Custom CAPTCHA Variants
Phishdecloaker's performance is affected by custom CAPTCHA variants. While the system can identify and categorize these CAPTCHAs, its could not solve them due to the absence of corresponding solvers or the CAPTCHA's incompatibility with existing solvers. For instance, we've encountered cases where phishers replicate the form and functionality of reCAPTCHAv2, designed to thwart signature based detections. Additionally, we've identified a case involving slider-based CAPTCHAs, with sliders modified to move diagonally instead of horizontally. Solving this CAPTCHA redirects us to a phishing page posing as Bet365. To effectively address custom CAPTCHAs, we propose two potential directions: 1) Develop a more robust model for out-of-distribution (OOD) CAPTCHA detection, maintain a set of common CAPTCHA solvers, and use human operators as a fallback for solving unknown CAPTCHAs, as in PhishDecloaker's case. 2) Strive towards the development of generalist agents for web crawling tasks.
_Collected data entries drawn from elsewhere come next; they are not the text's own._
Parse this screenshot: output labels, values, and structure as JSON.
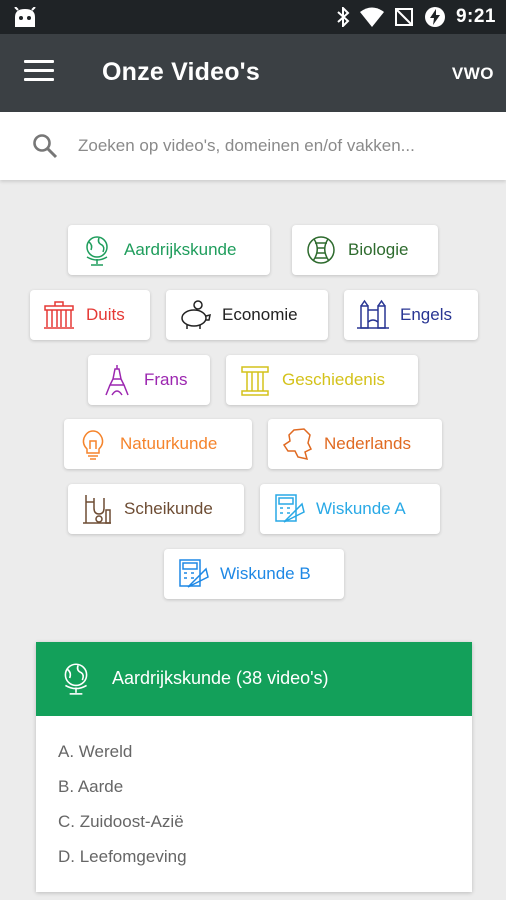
{
  "status_bar": {
    "time": "9:21"
  },
  "toolbar": {
    "title": "Onze Video's",
    "level": "VWO"
  },
  "search": {
    "placeholder": "Zoeken op video's, domeinen en/of vakken...",
    "value": ""
  },
  "subjects": [
    {
      "label": "Aardrijkskunde",
      "color": "#1f9d5c",
      "icon": "globe-icon"
    },
    {
      "label": "Biologie",
      "color": "#2e6b2e",
      "icon": "dna-icon"
    },
    {
      "label": "Duits",
      "color": "#e53935",
      "icon": "brandenburg-gate-icon"
    },
    {
      "label": "Economie",
      "color": "#222222",
      "icon": "piggy-bank-icon"
    },
    {
      "label": "Engels",
      "color": "#283593",
      "icon": "tower-bridge-icon"
    },
    {
      "label": "Frans",
      "color": "#9c27b0",
      "icon": "eiffel-tower-icon"
    },
    {
      "label": "Geschiedenis",
      "color": "#d4c21b",
      "icon": "column-icon"
    },
    {
      "label": "Natuurkunde",
      "color": "#f5842c",
      "icon": "lightbulb-icon"
    },
    {
      "label": "Nederlands",
      "color": "#e06a22",
      "icon": "netherlands-map-icon"
    },
    {
      "label": "Scheikunde",
      "color": "#6d4c33",
      "icon": "lab-flask-icon"
    },
    {
      "label": "Wiskunde A",
      "color": "#29a9e6",
      "icon": "calculator-icon"
    },
    {
      "label": "Wiskunde B",
      "color": "#1e88e5",
      "icon": "calculator-icon"
    }
  ],
  "card": {
    "title": "Aardrijkskunde (38 video's)",
    "header_color": "#13a05a",
    "icon": "globe-icon",
    "items": [
      "A. Wereld",
      "B. Aarde",
      "C. Zuidoost-Azië",
      "D. Leefomgeving"
    ]
  }
}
Multiple Anti-Bot Protection Layers
Websites, whether phishing or benign, often have robust anti-bot protection, These protective measures encompass various aspects, including network information (i.e., IP blacklist, geo-blocking, TLS handshake), browser identity (i.e., user agents, request headers, canvas fingerprints, audio fingerprints, WebGL rendering, media devices), and behavioral data (i.e., visit frequency, mouse movements, keyboard presses). In such cases, despite answering the CAPTCHA challenge, our crawler will still be rejected for being suspicious. We believe that by partnering with anti-bot companies (i.e., Cloudflare's friendly-bot allowlist), and employing strategic workarounds (i.e., residential proxies), we can minimize the impact of other human authentication factors.